Electrical – OpAmp with high output current and capacitive load

bufferhigh-currentinverterloadoperational-amplifier

I am trying to solve the following problem which – until today – I thought to be a trivial one: I have multiple reference voltages (from different sources) that I need to buffer and/or invert, filter with a large cap (10uF) and needing to supply around 100mA to the load:

schematic

simulate this circuit – Schematic created using CircuitLab

The input references range from 0V to 4V and the supplies should be either single supply +5V (for the buffers) and +/-3.3V dual supply (for the inverting ones). Furthermore, it should be two opamps per chip.

The canonical solution to the problem is using an op-amp in (a) unity gain configuration (b) inverting amplifier:

schematic

simulate this circuit

I wasted my whole day finding the right opamp. There are many that can drive arbitrary caps (I do not want to deal too much with compensation networks) and there are many that can supply >100mA. But the intersection is zero.

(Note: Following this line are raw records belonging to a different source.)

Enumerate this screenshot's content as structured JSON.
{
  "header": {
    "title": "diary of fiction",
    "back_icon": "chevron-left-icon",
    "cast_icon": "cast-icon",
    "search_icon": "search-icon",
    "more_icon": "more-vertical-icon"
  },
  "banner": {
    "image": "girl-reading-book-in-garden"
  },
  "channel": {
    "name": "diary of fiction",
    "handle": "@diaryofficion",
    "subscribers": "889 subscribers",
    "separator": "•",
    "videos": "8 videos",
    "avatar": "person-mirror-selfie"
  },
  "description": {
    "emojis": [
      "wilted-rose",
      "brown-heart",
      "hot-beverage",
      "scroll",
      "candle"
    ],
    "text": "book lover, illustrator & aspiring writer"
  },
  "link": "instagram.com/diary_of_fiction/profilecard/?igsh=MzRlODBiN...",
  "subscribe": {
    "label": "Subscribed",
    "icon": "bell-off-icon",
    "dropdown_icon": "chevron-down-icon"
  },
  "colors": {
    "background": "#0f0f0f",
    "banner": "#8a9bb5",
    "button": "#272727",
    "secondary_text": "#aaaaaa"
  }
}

For example, the AD8655 provides +/-220mA but drive max. 500pF (and that rings already).
The ADA4807 is stable for CL>100nF without compensation but the output current is limited to about 50mA.
Many op amps are explicitely built to be stable for all capacitive loads, like the AD826 but again, current too low.

Am I missing something?

Best Answer

Here is one approach

schematic

simulate this circuit – Schematic created using CircuitLab

The massive capacitance [I used at least 10uF] on emitter of the output buffer causes phase shifts and BODE plot rolloff and likely instability; including R6 (to isolate) opamp (-)pin from the emitter, and including C2 (needed to provide a look-ahead on the phase shift) provides a control-loop "zero".

In my original implementation, we used bipolar-input-device opamps with the inevitable input bias currents; by making R5 = R6, the nominal voltage drops are cancelled and the temperature-dependent deltaIbias/deltaTemperature error is reduced, to zero if the two input transistors of the opamp's diffpair are indeed matched.

R3 and C1 provide high frequency filtering of incoming power trash; the control-loop performs well at low frequencies. I knew the end-user-system was a high-sample-rate video imager and the focal-plane diodes have ZERO ability to reject power-supply-noise; system raw power were Switching Regulators at high-chopping frequency for efficiency, and I selected R1 and C1 to provide 20 to 40 dB additionally filtering at the SwitchReg chopping frequency.

Result of including R3/C1? There were no herringbone beatnotes on the display video screen, even with system gain turned up (via SPI) to the 8X max value. To delight of the program manager, we did achieve the 17 nanoVolts/rtHz noise floor. The pixels were quiet.